Tools such as smartphones, tablets, video cameras, and GPS systems provide endless options for activities that combine fun with classic teambuilding goals such as cooperation, communication, and compromise. Here are seven activities to consider for corporate teambuilding events.

Wizard Studios uses its SuperSonic LED Strobe bracelets to activate team challenges for corporate groups. The wristbands emit bright, colored lights and flashing strobes. Organizers can control the bands remotely to command a team to perform a predetermined activity on cue. The company can work with hosts to develop a program of various challenges and prizes, and after the teambuilding event, the bracelets can also be activated during a party.
Photo: Courtesy of Wizard Studios

Adventure Associates' “GeoTrek” activity is based on the recreational sport of geocaching—using GPS devices to locate containers, known as “caches.” The company has courses in 75 locations around the country, including one at Walt Disney World that requires participants to use the monorail, boats, and walking between resorts to locate each cache.

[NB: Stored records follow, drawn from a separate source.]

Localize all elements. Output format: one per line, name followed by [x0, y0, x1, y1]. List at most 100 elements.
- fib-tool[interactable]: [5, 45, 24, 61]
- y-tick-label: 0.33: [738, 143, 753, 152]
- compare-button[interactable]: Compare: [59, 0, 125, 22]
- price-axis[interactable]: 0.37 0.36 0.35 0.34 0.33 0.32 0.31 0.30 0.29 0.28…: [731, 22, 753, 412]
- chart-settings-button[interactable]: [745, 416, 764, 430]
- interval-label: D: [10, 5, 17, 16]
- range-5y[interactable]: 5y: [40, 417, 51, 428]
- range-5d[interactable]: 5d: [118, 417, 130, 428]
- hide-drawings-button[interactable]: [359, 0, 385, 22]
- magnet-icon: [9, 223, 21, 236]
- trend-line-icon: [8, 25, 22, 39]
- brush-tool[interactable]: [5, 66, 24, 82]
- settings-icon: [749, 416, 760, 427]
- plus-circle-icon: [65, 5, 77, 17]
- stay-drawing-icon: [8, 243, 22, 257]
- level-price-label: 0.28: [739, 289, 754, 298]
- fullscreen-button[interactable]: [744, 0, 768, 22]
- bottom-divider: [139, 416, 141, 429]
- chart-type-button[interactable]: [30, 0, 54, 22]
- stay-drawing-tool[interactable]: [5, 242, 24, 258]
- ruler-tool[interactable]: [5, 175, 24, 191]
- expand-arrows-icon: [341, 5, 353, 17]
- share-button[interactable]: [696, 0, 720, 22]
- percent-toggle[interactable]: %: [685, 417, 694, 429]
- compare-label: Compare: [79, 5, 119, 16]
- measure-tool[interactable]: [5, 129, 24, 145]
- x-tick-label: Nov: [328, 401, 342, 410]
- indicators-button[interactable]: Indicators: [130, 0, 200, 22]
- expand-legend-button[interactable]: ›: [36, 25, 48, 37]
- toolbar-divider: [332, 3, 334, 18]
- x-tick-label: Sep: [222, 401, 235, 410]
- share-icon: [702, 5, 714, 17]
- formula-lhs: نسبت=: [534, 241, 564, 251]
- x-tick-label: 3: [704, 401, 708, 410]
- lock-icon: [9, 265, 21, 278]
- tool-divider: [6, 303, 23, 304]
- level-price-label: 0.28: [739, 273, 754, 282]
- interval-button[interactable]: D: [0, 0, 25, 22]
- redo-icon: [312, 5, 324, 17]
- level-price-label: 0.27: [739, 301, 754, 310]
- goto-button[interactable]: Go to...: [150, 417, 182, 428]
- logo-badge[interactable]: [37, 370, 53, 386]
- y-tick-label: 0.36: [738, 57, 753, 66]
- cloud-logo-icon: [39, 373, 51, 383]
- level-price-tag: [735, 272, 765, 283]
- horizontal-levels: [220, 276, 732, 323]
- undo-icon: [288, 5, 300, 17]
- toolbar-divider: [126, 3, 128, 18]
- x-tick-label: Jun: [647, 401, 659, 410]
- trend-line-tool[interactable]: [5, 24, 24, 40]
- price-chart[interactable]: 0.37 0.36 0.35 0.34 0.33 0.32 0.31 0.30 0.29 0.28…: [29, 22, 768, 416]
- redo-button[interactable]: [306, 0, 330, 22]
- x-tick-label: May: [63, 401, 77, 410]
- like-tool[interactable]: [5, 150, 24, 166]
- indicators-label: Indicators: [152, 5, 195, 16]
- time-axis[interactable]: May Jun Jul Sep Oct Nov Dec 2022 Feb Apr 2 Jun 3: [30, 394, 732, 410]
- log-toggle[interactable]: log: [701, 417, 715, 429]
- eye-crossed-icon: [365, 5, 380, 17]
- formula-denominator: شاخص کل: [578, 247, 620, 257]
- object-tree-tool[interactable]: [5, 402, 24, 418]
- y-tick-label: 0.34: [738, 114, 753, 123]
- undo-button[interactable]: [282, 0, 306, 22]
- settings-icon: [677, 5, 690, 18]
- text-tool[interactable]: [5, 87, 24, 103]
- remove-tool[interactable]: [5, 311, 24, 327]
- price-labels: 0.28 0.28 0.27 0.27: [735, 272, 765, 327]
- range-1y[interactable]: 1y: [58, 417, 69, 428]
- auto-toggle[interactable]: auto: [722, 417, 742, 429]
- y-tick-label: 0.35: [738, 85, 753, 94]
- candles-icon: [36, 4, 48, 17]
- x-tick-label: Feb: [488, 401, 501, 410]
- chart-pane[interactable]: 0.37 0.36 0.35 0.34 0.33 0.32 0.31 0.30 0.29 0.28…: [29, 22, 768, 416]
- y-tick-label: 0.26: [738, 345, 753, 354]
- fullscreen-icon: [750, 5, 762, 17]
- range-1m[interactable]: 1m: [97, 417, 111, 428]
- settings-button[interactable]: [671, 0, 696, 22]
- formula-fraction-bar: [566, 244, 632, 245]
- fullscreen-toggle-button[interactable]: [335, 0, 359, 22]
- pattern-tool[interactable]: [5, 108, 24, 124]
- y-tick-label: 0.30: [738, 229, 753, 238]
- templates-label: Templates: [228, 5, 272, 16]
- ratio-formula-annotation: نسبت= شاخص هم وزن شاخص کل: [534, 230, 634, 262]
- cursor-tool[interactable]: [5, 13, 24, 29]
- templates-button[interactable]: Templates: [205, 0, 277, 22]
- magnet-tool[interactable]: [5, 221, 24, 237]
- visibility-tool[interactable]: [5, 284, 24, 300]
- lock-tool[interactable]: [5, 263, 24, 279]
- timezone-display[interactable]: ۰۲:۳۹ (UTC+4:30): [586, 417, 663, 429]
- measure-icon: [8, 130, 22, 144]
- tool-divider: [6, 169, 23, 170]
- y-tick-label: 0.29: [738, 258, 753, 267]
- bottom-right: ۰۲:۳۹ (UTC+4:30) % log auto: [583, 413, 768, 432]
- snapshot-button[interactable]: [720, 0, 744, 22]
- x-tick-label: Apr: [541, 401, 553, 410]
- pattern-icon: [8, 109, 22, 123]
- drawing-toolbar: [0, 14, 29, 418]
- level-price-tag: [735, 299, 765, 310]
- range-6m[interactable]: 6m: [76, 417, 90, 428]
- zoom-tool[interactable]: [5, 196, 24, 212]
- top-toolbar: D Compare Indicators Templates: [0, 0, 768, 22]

Organizers provide a brief lesson on how to use GPS, and then teams of about four people each choose which caches they will attempt to locate based on point values, distances, and strategy. When teams reconvene, the company’s facilitators can lead participants in a discussion of what they learned followed by a tallying of each team’s scores.
Photo: Courtesy of Adventure Associates

Add a bit of Hollywood to a teambuilding event with TeamBonding's Make-A-Movie experience. The company’s facilitators begin the event with a short skit and then challenge each team of employees to make their own movie around a specific theme. TeamBonding provides digital video cameras and all editing services. The groups reconvene to screen each of the movies and vote on categories such as best actor and best director. The organizer also receives a DVD with all of the movies on it.
Photo: Courtesy of TeamBonding

Smartphone cameras drive the fun in Corporate Games Team Building's Paparazzi game. Organizers divide participants into groups of about eight people each and give them a list of photographs and a bag of costumes and props. Teams then have a set amount of time to travel around a venue or within a designated part of the city, to capture as many of the photos as possible. Examples include a photo of team members posing as celebrities dining alfresco or a photo of team members hosting a cooking show. Organizers score the photos as they come in and put them into a slide show which can be viewed by everyone at the end of the event.
Photo: Courtesy of Corporate Games Team Building

Classic game shows get a new twist in Wildly Different's iPlay event. The company provides iPads that teams use to complete challenges modeled after traditional game show activities. In “Survey Says,” participants must rank the answers provided from most popular to least popular in categories such as “top-selling candy bars” and “favorite pastimes.” In “What’s the Tune,” players hear snippets of music and must name the song or artist. The iPads automatically tally each team’s points, and at the end members of the winning team join the M.C. on stage to receive their awards.
Photo: Courtesy of Wildly Different

In Corporate Games Team Building's Amazing Journey activity, teams must decipher clues using their smartphones and complete physical and mental challenges provided by facilitators stationed in various locations. Each completed task helps team members figure out the 10 cities in the world that comprise their “race route,” and the first team to complete the route wins. The event can take place anywhere, inside a hotel or conference center or around a few city blocks, and the clues can be customized to align with an event’s theme or goals.
Photo: Courtesy of Corporate Games Team Building

In the Spy Game, from the Go Game, participants work in teams to complete a series of activities and solve clues provided via smartphone, all based on the premise that someone from their company has been kidnapped and they need to solve the crime. Missions may include having to spell a word without writing, creating videos, and engaging with actors they may encounter throughout the designated course. Each game takes about two hours and combines some high-tech activities with more campy elements such as disguises and cracking codes.